The downturn in the computer book market is showing some signs of easing, Tim O'Reilly, founder and president of computer book publisher O'Reilly & Associates, reported during a visit to PW's offices. While 2001 was a tough year for computer book publishers (O'Reilly's "first down year," he said), O'Reilly told PW that "sales are picking up in the new year." He said "resurgent" interest in the Macintosh OS ("the Macintosh iBook is now the laptop of choice") is driving sales of David Pogue's bestselling Mac OS X: The Missing Manual.

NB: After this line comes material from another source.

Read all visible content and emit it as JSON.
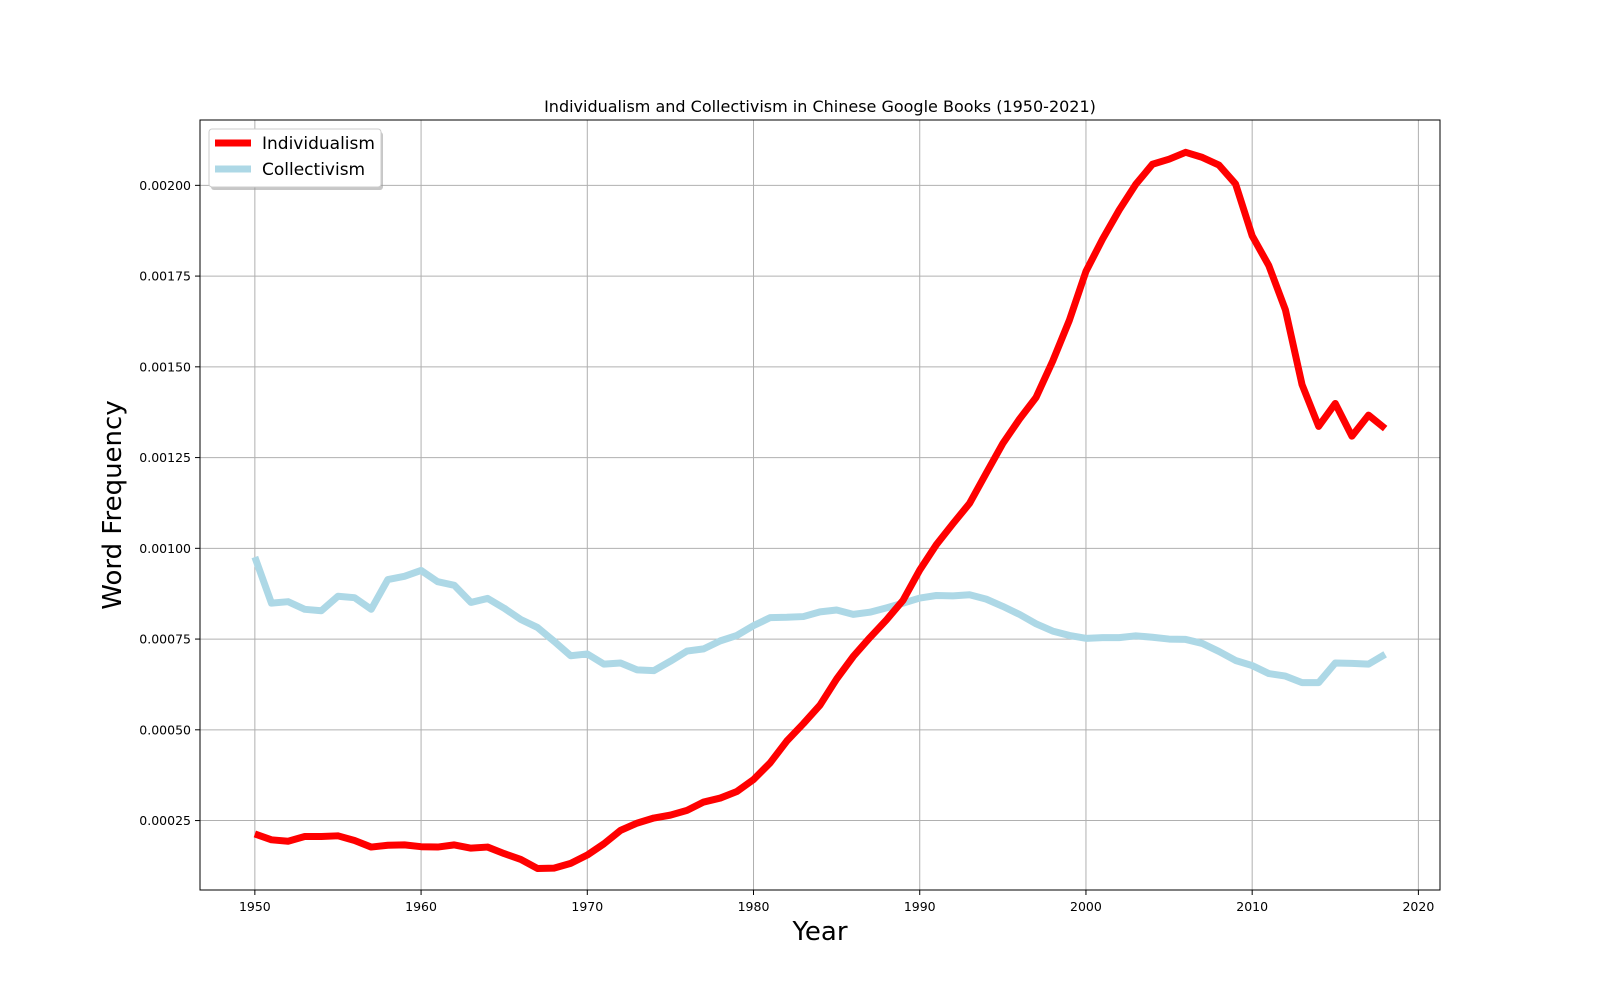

Also an online publisher, O'Reilly emphasized that 85% of his business was still in print books. He said about 30% of his sales come from online retailers, with about 10% from sales made through the O'Reilly Web store (

O'Reilly has also teamed up with Pearson to launch Safari Books Online (News, Dec. 24, 2001), a venture that offers digital access to the top technology books from both publishers (including Pearson tech imprints Que, Addison-Wesley and Cisco) through a subscription Web site. "It's an information resource, a premium channel for definitive texts for technical information," said O'Reilly. The site allows an individual, a corporate IT department or a government or educational institution to select a library of technical titles that can be made available through customized accounts. Safari Books Online has also announced an agreement with ProQuest, an educational and reference information company, to market its services to libraries. The service will allow libraries to conduct searches across 20 technical categories.

Founded in 1978 by a group of former programmers and systems administrators, O'Reilly has a track record of spotting technology trends and releasing the first books on them. O'Reilly was among the first to publish books about the World Wide Web and Linux operating system, and these days he points to the field of "bio-informatics" the use of computers to study biological data. "We evangelize for new technology," said O'Reilly. "Our mission is to transform the world by finding and supporting innovators."

Like other tech publishers, he suggested that e-books need to be cheaper and "either bigger or smaller" i.e., include more detailed information or only the most essential. And he prophesies that full-text O'Reilly reference books may turn up in the form of an e-book help file on software programs in the future. "We need to look into how information can best be delivered."